Central Bank of Kenya (CBK) will not pay any dividend to Treasury this year after it reported an operating deficit attributable to a drop in interest income.

The central bank reported a Sh1.9 billion operating deficit for the period ended June this year, compared to a surplus of Sh2.1 billion last year that saw the regulator pay a Sh1.5 billion dividend to Treasury.

The earlier payout, as disclosed in the bank’s financials released on Friday, was however lower than the Sh2.5 billion it had recommended.

“The surplus for the year of Sh3.6 billion (deficit 2012: Sh25.8 billion) has been added to the general reserve fund. The directors do not recommend the payment of a dividend,” said the CBK.

The Treasury had last year indicated that it would be looking up to regulatory agents and other State corporations to finance it in a bid to bridge budget gap.
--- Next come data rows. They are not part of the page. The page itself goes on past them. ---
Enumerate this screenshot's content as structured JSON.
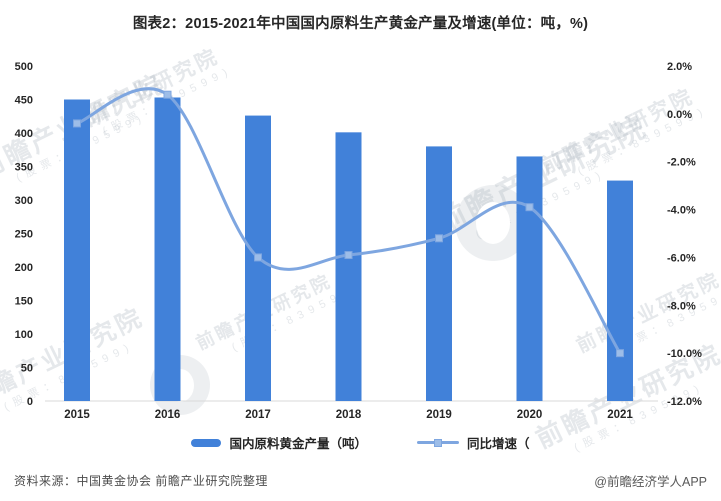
{
  "title": "图表2：2015-2021年中国国内原料生产黄金产量及增速(单位：吨，%)",
  "chart_data": {
    "type": "bar",
    "subtype": "combo-bar-line-dual-axis",
    "categories": [
      "2015",
      "2016",
      "2017",
      "2018",
      "2019",
      "2020",
      "2021"
    ],
    "series": [
      {
        "name": "国内原料黄金产量（吨）",
        "type": "bar",
        "axis": "left",
        "values": [
          450,
          453,
          426,
          401,
          380,
          365,
          329
        ],
        "color": "#4181d9"
      },
      {
        "name": "同比增速（",
        "type": "line",
        "axis": "right",
        "values": [
          -0.4,
          0.8,
          -6.0,
          -5.9,
          -5.2,
          -3.9,
          -10.0
        ],
        "color": "#7ea6e0",
        "marker_fill": "#9dbde8",
        "smooth": true
      }
    ],
    "left_axis": {
      "min": 0,
      "max": 500,
      "step": 50,
      "labels_top_to_bottom": [
        "500",
        "450",
        "400",
        "350",
        "300",
        "250",
        "200",
        "150",
        "100",
        "50",
        "0"
      ]
    },
    "right_axis": {
      "min": -12,
      "max": 2,
      "step": 2,
      "labels_top_to_bottom": [
        "2.0%",
        "0.0%",
        "-2.0%",
        "-4.0%",
        "-6.0%",
        "-8.0%",
        "-10.0%",
        "-12.0%"
      ]
    },
    "grid": false,
    "legend_position": "bottom",
    "axis_line_color": "#d9d9d9"
  },
  "legend": {
    "bar_label": "国内原料黄金产量（吨）",
    "line_label": "同比增速（"
  },
  "footer": {
    "source": "资料来源：中国黄金协会 前瞻产业研究院整理",
    "credit": "@前瞻经济学人APP"
  },
  "watermark": {
    "text": "前瞻产业研究院",
    "subtext": "(股票：839599)"
  }
}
Last year, the regulators and State corporations were expected to pay dividends to the tune of Sh8 billion to the government.
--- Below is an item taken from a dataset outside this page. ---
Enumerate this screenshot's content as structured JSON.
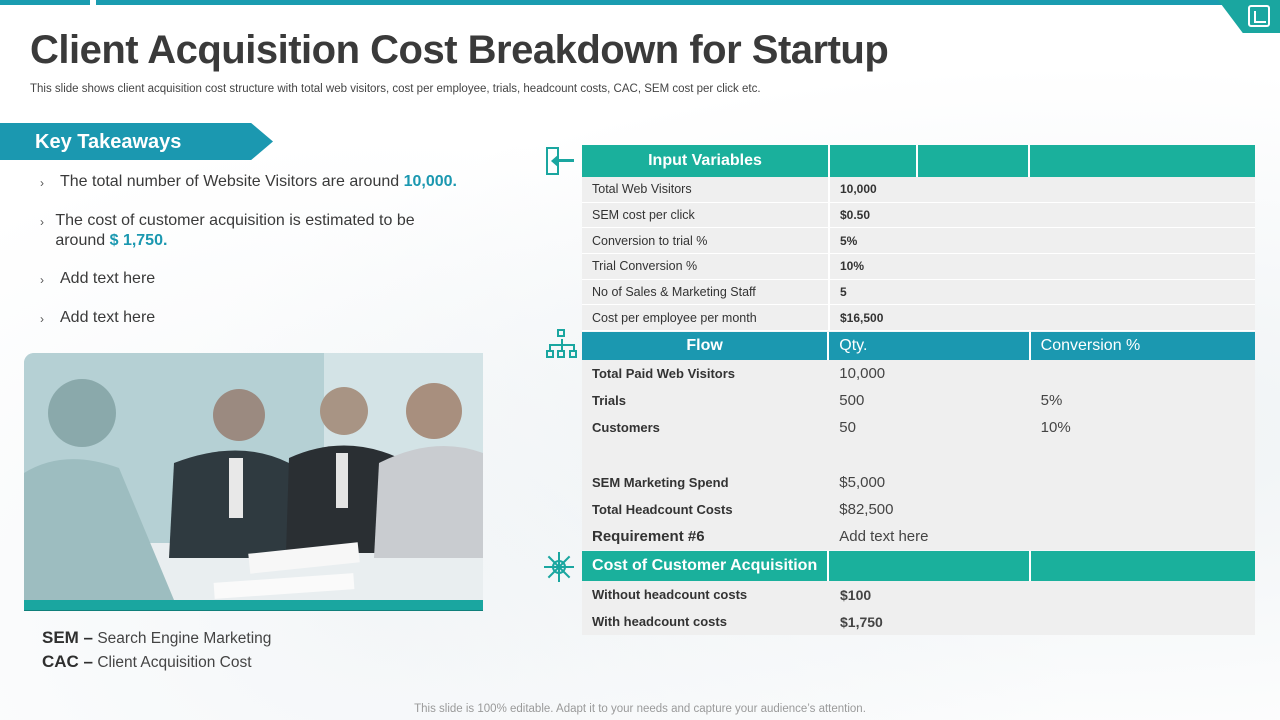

Central Bank’s surplus is, however, based on a book gain in its foreign currency holdings following favourable exchange rates during the year which turned around the operating loss.

The operating income of the bank dropped to Sh7.4 billion from Sh14.2 billion resulting to the regulator sliding into a deficit position despite cost-cutting measures which saw its operating expenses shrink by close to Sh3 billion to Sh9.3 billion.
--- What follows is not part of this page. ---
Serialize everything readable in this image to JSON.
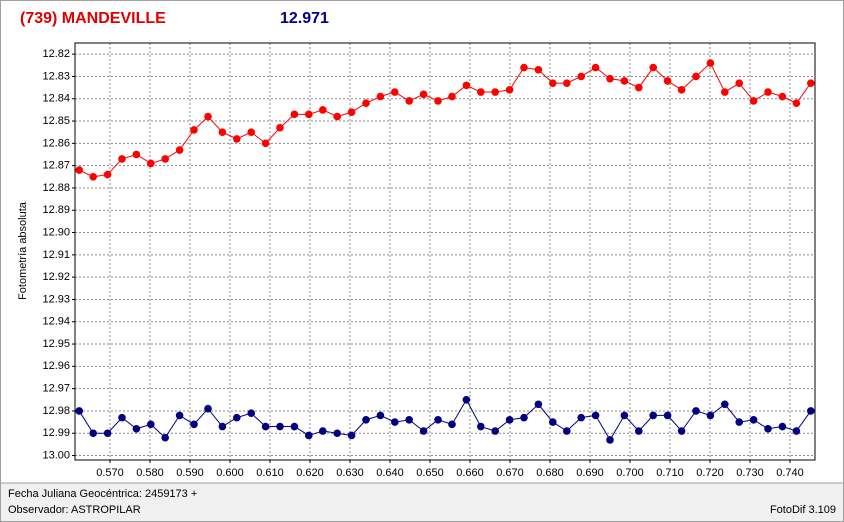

The bank’s overall position was, however, lifted to a surplus position by the depreciation of the shilling which saw it post revaluation gains of Sh5.6 billion compared to a foreign exchange loss of Sh28 billion last year when the shilling was recovering from the tumultuous period of 2011.

Net interest income fell to Sh1.9 billion from Sh7.4 billion following a drop in interest rates and issue of credit instruments to the market by the regulator as it sought to wipe out excess cash in circulation.

“The decline is due to monetary policy undertaken in the year due to mop-up of excess liquidity in the economy. The reduction was further compounded by the low interest rates recorded on the foreign denominated deposits and investments,” said the regulator.

CBK paid out Sh4 billion in interest to holders of government papers up from Sh888 million a year earlier as it sought to stabilise the shilling and inflation rates by cutting the money in circulation.

As interest rates dropped it earned Sh5.9 billion from its savings compared to Sh8.3 billion in 2012.

CBK is undertaking changes that will see its board chaired by a different person from the governor. Economist Mbui Wagacha has been appointed interim chair, giving him mandate over the running of the institution while the governor is left to deal with policy issues.